Bermuda is implementing Shelter in Place measures which are scheduled to begin at 6am on April 4 and end on April 18.
The measures mean only essential businesses will be permitted to remain open. That includes food producers, such as farmers, fishermen, and those persons who raise and herd livestock. Food wholesalers and retail grocery stores will remain open, as well as doctors’ offices and medical facilities, pharmacies and gas stations. Ports and utility companies like gas and water will be available for emergency services.
Given that these services will remain open, Burt urged Bermudians not to start panic buying in response to the measures.
Banks will be open for restricted hours to provide only the most essential services but all face to face interactions between bank customers and bank employees will be suspended for the two week period.
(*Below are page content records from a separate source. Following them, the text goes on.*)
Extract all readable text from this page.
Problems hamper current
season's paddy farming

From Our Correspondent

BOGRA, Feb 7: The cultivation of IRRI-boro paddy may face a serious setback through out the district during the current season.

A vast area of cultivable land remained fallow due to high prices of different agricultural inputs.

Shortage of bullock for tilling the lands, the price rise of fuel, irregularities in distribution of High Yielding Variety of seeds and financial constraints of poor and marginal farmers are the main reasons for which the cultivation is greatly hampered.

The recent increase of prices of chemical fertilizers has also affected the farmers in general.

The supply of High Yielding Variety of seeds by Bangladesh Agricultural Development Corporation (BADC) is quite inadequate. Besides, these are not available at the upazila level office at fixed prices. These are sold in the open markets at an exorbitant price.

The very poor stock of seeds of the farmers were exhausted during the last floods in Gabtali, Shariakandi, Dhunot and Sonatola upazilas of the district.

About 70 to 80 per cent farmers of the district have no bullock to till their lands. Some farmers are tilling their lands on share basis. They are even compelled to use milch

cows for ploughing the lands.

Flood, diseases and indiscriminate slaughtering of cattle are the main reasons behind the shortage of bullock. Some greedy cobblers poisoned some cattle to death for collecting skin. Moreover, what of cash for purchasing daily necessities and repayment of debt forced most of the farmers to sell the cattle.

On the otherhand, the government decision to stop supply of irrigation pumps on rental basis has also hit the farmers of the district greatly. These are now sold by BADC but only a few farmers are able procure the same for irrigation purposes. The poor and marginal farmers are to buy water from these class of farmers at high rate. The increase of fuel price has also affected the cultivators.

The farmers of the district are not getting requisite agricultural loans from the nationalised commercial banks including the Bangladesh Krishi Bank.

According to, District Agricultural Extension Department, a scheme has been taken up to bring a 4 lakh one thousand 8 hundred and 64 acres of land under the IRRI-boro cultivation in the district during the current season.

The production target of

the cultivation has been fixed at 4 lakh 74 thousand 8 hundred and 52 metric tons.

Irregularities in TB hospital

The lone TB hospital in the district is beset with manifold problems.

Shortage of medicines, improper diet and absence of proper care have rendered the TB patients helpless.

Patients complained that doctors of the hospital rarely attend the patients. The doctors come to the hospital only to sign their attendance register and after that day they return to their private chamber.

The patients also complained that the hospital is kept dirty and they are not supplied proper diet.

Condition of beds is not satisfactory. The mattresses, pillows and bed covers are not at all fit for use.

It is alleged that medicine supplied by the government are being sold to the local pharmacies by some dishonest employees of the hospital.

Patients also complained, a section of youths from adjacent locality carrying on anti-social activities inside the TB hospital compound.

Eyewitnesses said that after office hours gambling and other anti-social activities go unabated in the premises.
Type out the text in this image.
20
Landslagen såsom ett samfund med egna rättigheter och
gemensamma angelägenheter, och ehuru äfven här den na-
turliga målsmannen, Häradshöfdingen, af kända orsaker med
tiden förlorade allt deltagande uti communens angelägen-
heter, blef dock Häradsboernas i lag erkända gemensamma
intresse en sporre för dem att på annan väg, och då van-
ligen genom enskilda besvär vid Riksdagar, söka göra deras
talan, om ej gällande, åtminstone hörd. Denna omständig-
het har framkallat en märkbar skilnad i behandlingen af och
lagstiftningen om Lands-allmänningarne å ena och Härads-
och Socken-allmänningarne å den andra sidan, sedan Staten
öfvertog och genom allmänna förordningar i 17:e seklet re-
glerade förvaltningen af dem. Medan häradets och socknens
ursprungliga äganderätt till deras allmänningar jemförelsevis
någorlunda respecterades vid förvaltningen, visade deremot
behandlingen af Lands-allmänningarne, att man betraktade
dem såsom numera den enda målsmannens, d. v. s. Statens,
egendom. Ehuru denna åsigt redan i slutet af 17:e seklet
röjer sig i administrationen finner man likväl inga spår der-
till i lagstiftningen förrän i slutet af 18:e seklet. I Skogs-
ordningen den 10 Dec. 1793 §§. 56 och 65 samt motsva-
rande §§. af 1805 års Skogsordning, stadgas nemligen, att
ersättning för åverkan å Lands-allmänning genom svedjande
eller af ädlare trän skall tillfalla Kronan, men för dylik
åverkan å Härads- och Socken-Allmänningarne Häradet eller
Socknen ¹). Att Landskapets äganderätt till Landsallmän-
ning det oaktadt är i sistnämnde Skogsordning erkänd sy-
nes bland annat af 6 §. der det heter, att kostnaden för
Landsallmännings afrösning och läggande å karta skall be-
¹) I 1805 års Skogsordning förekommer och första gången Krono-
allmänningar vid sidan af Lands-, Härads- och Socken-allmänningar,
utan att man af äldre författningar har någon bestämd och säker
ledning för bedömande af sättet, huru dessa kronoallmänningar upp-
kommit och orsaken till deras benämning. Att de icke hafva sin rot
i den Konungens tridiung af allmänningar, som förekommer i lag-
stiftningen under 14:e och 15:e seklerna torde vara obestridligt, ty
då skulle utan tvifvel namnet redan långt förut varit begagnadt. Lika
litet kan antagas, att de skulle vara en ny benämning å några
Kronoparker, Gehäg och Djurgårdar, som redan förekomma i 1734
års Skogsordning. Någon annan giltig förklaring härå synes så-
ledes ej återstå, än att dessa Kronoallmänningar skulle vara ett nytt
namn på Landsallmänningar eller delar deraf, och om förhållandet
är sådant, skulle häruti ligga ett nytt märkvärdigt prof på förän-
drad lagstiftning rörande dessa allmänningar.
Bank office operations include the servicing of ATM machines and the processing of wire payments, among other things such as online banking will continue.
David Burt, Bermuda’s Premier, acknowledged these measures will have consequences for Bermuda’s economy and the lives of its citizens, but said it was worth doing to protect the island’s healthcare system.
“The decision to move to Shelter in Place was not taken lightly,” said Burt. “We looked at the number of confirmed cases in Bermuda. We listened to the guidance from the chief medical officer, who was closest to the situation. With COVID-19, there is uncertainty and decision-making is tough, and will always be second guessed, and will always be questioned.”
Burt said Shelter in Place will restrict the movement of people to ensure Bermuda’s healthcare system is ready for any future surge in patients. He confirmed people will be allowed to exercise outside their home within a reasonable distance, with no more than groups of two, for restricted times.
Burt confirmed no commercial air carrier plans to provide a regular service to Bermuda until at least May 1.
Meanwhile, Bermuda received results from eight COVID-19 tests on April 1, none of which were returned positive, meaning Bermuda’s total number of confirmed cases remains at 32.
Two of the three cases that were being investigated have been traced, with the contagion being confirmed to have come from close contacts, with the third remaining under investigation. It means there is still no confirmed “community transmission” of COVID-19 in Bermuda.
As at April 1 Bermuda had conducted a total of 236 tests, with 171 negative results and 33 still pending.